Oh ! je ne puis m’appesantir là-dessus. Non ! je ne puis croire que le mal soit consommé. Il a fallu s’entourer d’une armée pour proposer à la chambre l’infâme traité ; l’armée éprouve pour nos frères la sympathie la plus vive, et l’on a osé la ranger en bataille à la frontière, et l’on a osé faire un appel à son courage ; d’une main on lui présente le vainqueur d’Ostrolenka, de l’autre le traité de la honte. Mais votre plus cruel ennemi ne pouvait vous conseiller davantage, et maintenant vous croyez, imprudents que vous êtes, pouvoir retourner sur vos pas ! Quoi ! vous avez pris le calme de la nation pour de l’indifférence ; vous avez pris sa patience pour de la peur.
Après avoir soulevé dans le pays les passions les plus énergiques, celles qui se rattachent à l’amour de la patrie et du sol ; après avoir partagé la Belgique en deux camps, vous croyez, par un mot, pouvoir apaiser la tempête que vous avez soulevée.
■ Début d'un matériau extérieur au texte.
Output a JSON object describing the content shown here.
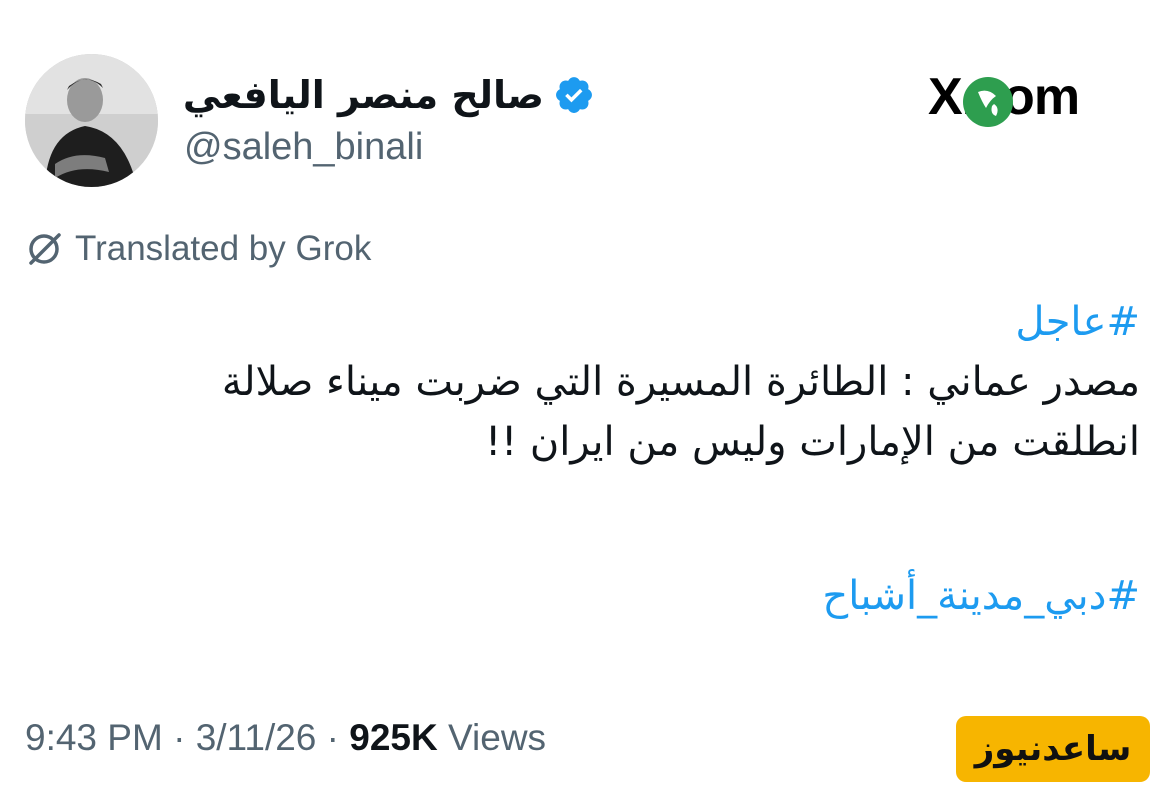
{
  "author": {
    "display_name": "صالح منصر اليافعي",
    "handle": "@saleh_binali",
    "verified": true
  },
  "brand": {
    "logo_text": "X.com",
    "badge_color": "#2e9e4f"
  },
  "translation": {
    "label": "Translated by Grok",
    "icon": "translate-icon"
  },
  "tweet": {
    "hashtag_1": "#عاجل",
    "line_1": "مصدر عماني : الطائرة المسيرة التي ضربت ميناء صلالة",
    "line_2": "انطلقت من الإمارات وليس من ايران  !!",
    "hashtag_2": "#دبي_مدينة_أشباح"
  },
  "meta": {
    "time": "9:43 PM",
    "separator": " · ",
    "date": "3/11/26",
    "views_count": "925K",
    "views_label": " Views"
  },
  "watermark": {
    "text": "ساعدنیوز",
    "color": "#f7b500"
  },
  "colors": {
    "link": "#1d9bf0",
    "secondary_text": "#536471",
    "primary_text": "#0f1419",
    "verified": "#1d9bf0"
  }
}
A qui devons-nous imputer nos divisions, ces germes de discorde que l’on a si imprudemment semés ? C’est en nous irritant, en nous déshonorant qu’on prétend ramener le calme dans les esprits et niveler les opinions nous ne sommes pas encore un peuple ; nous avons retrouvé nos titres ; mais, pour les conserver, il faut montrer que nous savons les défendre. Il faut faire acte de nation, acte de virilité. Nous avons reconquis notre drapeau ; mais, comme symbole d’une nation indépendante, il n’a pas reçu le baptême de sang. Il n’y a que du malheur à être opprimé par la force ; il y a de la honte à se montrer servile.
Oh ! messieurs, ne reculez-vous pas devant les malédictions des peuples que vous asservissez à jamais ? Vous craignez le sang et les larmes . Ah ! que de larmes, que de sang, vous allez faire couler dans l’avenir, le sang de la résistance, les larmes du désespoir ! Vous avez été jusqu’ici une bannière de probité et de bonne foi, n’assumez pas sur vous une horrible responsabilité, ne méprisez pas les enseignements de l’histoire ; aucun peuple, à aucune époque, ne vota son propre suicide. Voulez-vous prendre cette initiative ? Donnerez-vous ce spectacle au monde qui vous contemple ? Compatriotes de Charles-Quint, des Artevelde, déchirerez-vous les nobles parchemins de vos ancêtres ? Oh ! laissez-vous toucher à la voix de la patrie. Cédez à l’élan populaire, à cette voix infaillible d’honneur qui ne retentit jamais en vain. Pendant qu’il en est temps encore, hâtez-vous de retirer le fatal projet qui fait de la Belgique un vaste champ de discorde. La paix à l’intérieur nous nous la devrons ; la paix à l’extérieur sera le prix de notre énergie.
Si cependant l’iniquité se consomme, si contre mon attente on rivait à jamais les chaînes des peuples, en donnant gain de cause à l’absolutisme, je vous ajourne, messieurs ! Vous viendrez ici déplorer la faiblesse qui vous fait sacrifier l’avenir du pays à l’intérêt du moment.
Dans cette chambre, messieurs, nous avons fait une constitution, nous avons fait un Roi ; vous êtes, sans le vouloir, occupés à les défaire !
- La séance est levée à quatre heures et demie.